I realised I too have always longed for a sort of slowness. I have always been naturally introverted and needed lots of quiet time alone. One result of chronic illness has been a gentle turning inward, a sort of narrowing and refocusing of every aspect of life. I choose how I spend my hours of wellness with more clarity and autonomy than ever before. And while I don’t feel grateful for my illness or pain, I’ve started to feel less guilty about living the slower life that I know others crave, and sometimes even finding joy in it.
While I don’t feel grateful for my illness or pain, I’ve started to feel less guilty about living the slower life that I know others crave.
In her wonderful essay ‘In Bed’, Joan Didion describes the ‘convalescent euphoria’ that comes after hours of being in physical pain. For me, it’s true.

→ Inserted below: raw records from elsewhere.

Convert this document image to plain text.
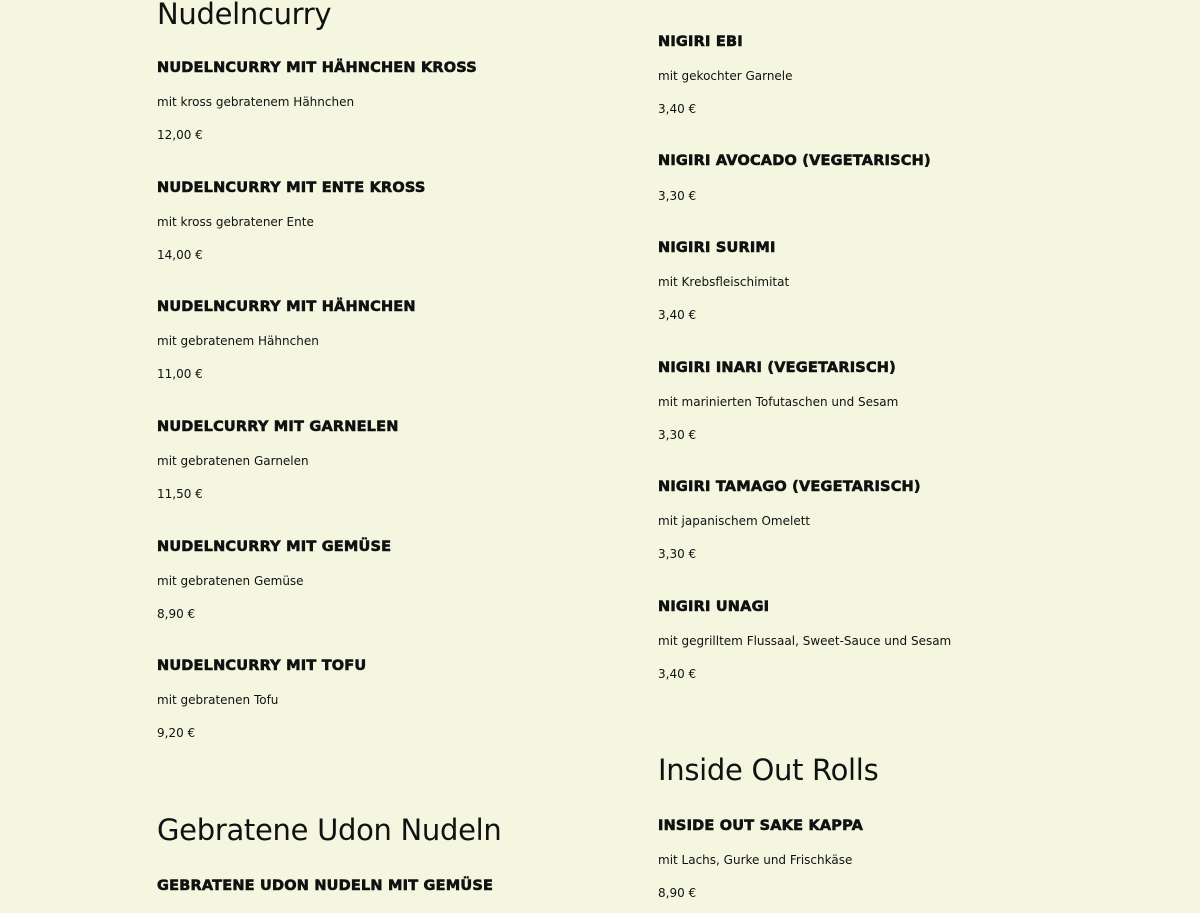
Nudelncurry
NUDELNCURRY MIT HÄHNCHEN KROSS
mit kross gebratenem Hähnchen
12,00 €
NUDELNCURRY MIT ENTE KROSS
mit kross gebratener Ente
14,00 €
NUDELNCURRY MIT HÄHNCHEN
mit gebratenem Hähnchen
11,00 €
NUDELCURRY MIT GARNELEN
mit gebratenen Garnelen
11,50 €
NUDELNCURRY MIT GEMÜSE
mit gebratenen Gemüse
8,90 €
NUDELNCURRY MIT TOFU
mit gebratenen Tofu
9,20 €
Gebratene Udon Nudeln
GEBRATENE UDON NUDELN MIT GEMÜSE
NIGIRI EBI
mit gekochter Garnele
3,40 €
NIGIRI AVOCADO (VEGETARISCH)
3,30 €
NIGIRI SURIMI
mit Krebsfleischimitat
3,40 €
NIGIRI INARI (VEGETARISCH)
mit marinierten Tofutaschen und Sesam
3,30 €
NIGIRI TAMAGO (VEGETARISCH)
mit japanischem Omelett
3,30 €
NIGIRI UNAGI
mit gegrilltem Flussaal, Sweet-Sauce und Sesam
3,40 €
Inside Out Rolls
INSIDE OUT SAKE KAPPA
mit Lachs, Gurke und Frischkäse
8,90 €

Late into the afternoon, when the pain subsides, I rise and go for a long languorous walk. I wend my way around the park and then the oval, with the sun low, everything saturated in sepia tones. I exult in the new ease of my body. I listen to favourite songs in my headphones. I smile at strangers; a woman with a pram by the swings, a man throwing a stick to his dog. I watch the sun sinking gold through the trees. Like Didion, earnestly: I count my blessings.
*
After seven years, last year I returned to uni to study writing. This time I have plenty of support; my teachers know sometimes I can’t come to class or meet deadlines.
I can only work in small bursts, before I need to take a break to rest, and it takes me much longer to finish something than it might take others. But slowly, methodically, I make my way, and enjoy it too. Things start to feel possible again.
For the first time in a decade, I am busy. I go to uni, work casually in a job I enjoy, write, say yes to projects I’m excited about, leave the house. My new treatments and medications have helped allow this. And though this new busyness has brought excitement, there’s also fear, of what I have to lose. I know I have to be careful not to drive my body into hospital by trying to work the same amount as peers. I know my bursts of wellness only last so long before the pain arrives and I have to retreat to recumbency. I’m still learning the new choreography of my illness.
But I don’t want my new busyness to be put up on the wall of achievements. I don’t want to only be worth something when I’m well. Perhaps the quietest revolution to celebrate as a chronically ill or disabled person is simply to exist in this world at all.